Antigovernment protests in China are stirring sympathetic activity near Chinese diplomatic missions and on university campuses around the world, adding an international dimension to a sensitive political moment. Demonstrators on Tuesday night packed the sidewalk across the street from China’s New York consulate in such numbers that they disrupted traffic and forced organizers to retreat to a nearby pier. Leading the crowd, a speaker said, “Release protesters…stand with people in China.” That was followed by someone shouting “Xi Jinping” and the crowd erupted with repeated calls of “Step down.” (https://www.wsj.com/articles/china-protests-mushroom-around-the-world-11669811448) The expressions of solidarity from New York to the streets of Istanbul are emanating from China’s vast diaspora, and specifically those frustrated with Xi Jinping‘s authoritarian leadership of the country, participants say.
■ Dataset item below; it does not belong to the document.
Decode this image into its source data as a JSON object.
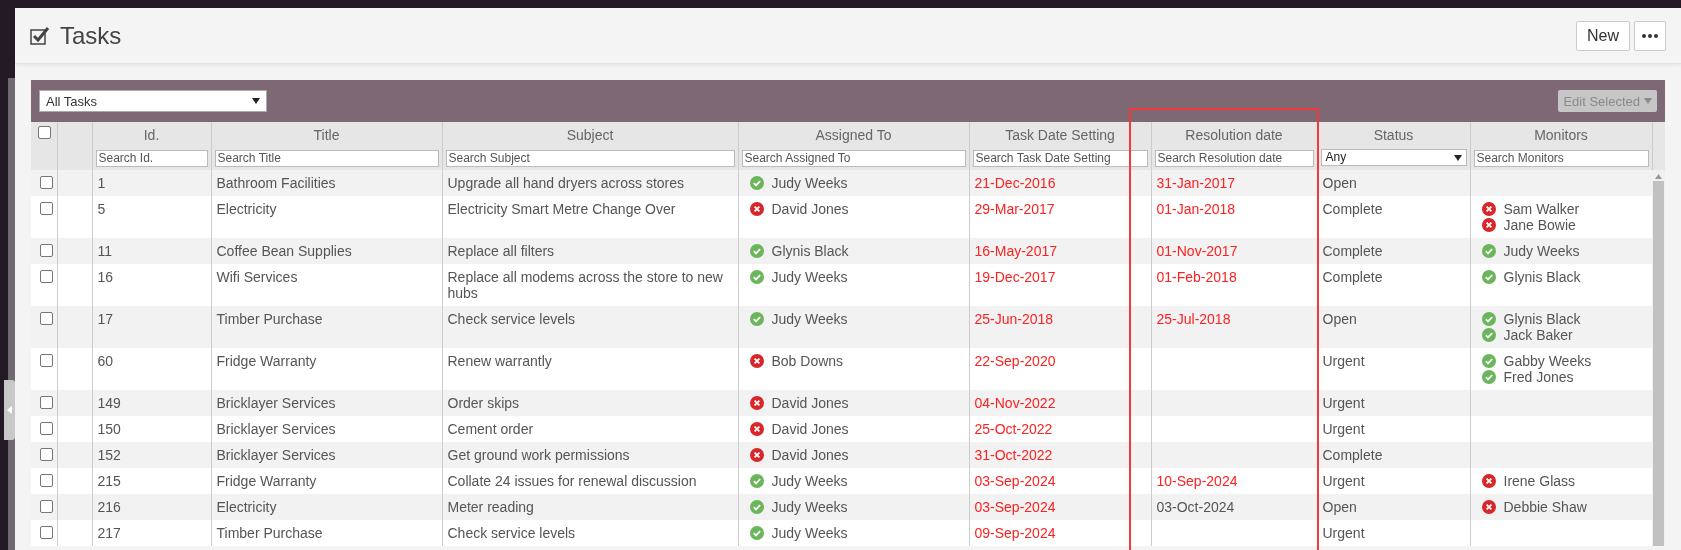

A spokesman for China’s Ministry of Foreign Affairs responded indirectly when asked about protests on Tuesday, saying the country enjoys rule of law.

Newsline: Israeli ambassador to India apologises after filmmaker’s remarks spark uproar

An Israeli filmmaker’s criticism of a film depicting the exodus of India’s majority Hindu population from the disputed region of Kashmir has sparked an uproar in India and prompted an apology from the Israeli ambassador. Nadav Lapid, an Israeli filmmaker who headed the jury at a government-organised film festival in the Indian state of Goa, said during closing ceremony that “The Kashmir Files” was a “propaganda movie” that had no place at a film festival, drawing a wave of criticism and outrage on social media. The film, a runaway hit in India when released in March this year, tells the fictional story of a student who discovers his Kashmiri Hindu parents were killed by Islamist militants – and not in an accident as his grandfather had told him. Lapid’s name was trending on Twitter for most of Tuesday and several users accused him of dismissing the portrayal of the exodus of Hindus from Muslim-majority Kashmir. Naor Gilon, Israel’s ambassador to India, Sri Lanka and Bhutan, apologised on Twitter. “As a human being I feel ashamed and want to apologise to our hosts for the bad manner in which we repaid them for their generosity and friendship,” he said. “I’m no film expert but I do know that it’s insensitive and presumptuous to speak about historic events before deeply studying them and which are an open wound in India because many of the involved are still around and still paying a price,” Gilon said in a thread addressed to Lapid. (https://www.fxempire.com/news/article/israeli-ambassador-to-india-apologises-after-filmmakers-remarks-spark-uproar-1213797) Reuters was not able to reach Lapid for a comment. Prime Minister Narendra Modi has praised the film, which focuses on the violent upheaval of 1989-90 in Kashmir. Supporters of Modi and the BJP have endorsed the movie while videos published online show people in movie audiences cheering, shouting slogans and waving Indian flags during screenings.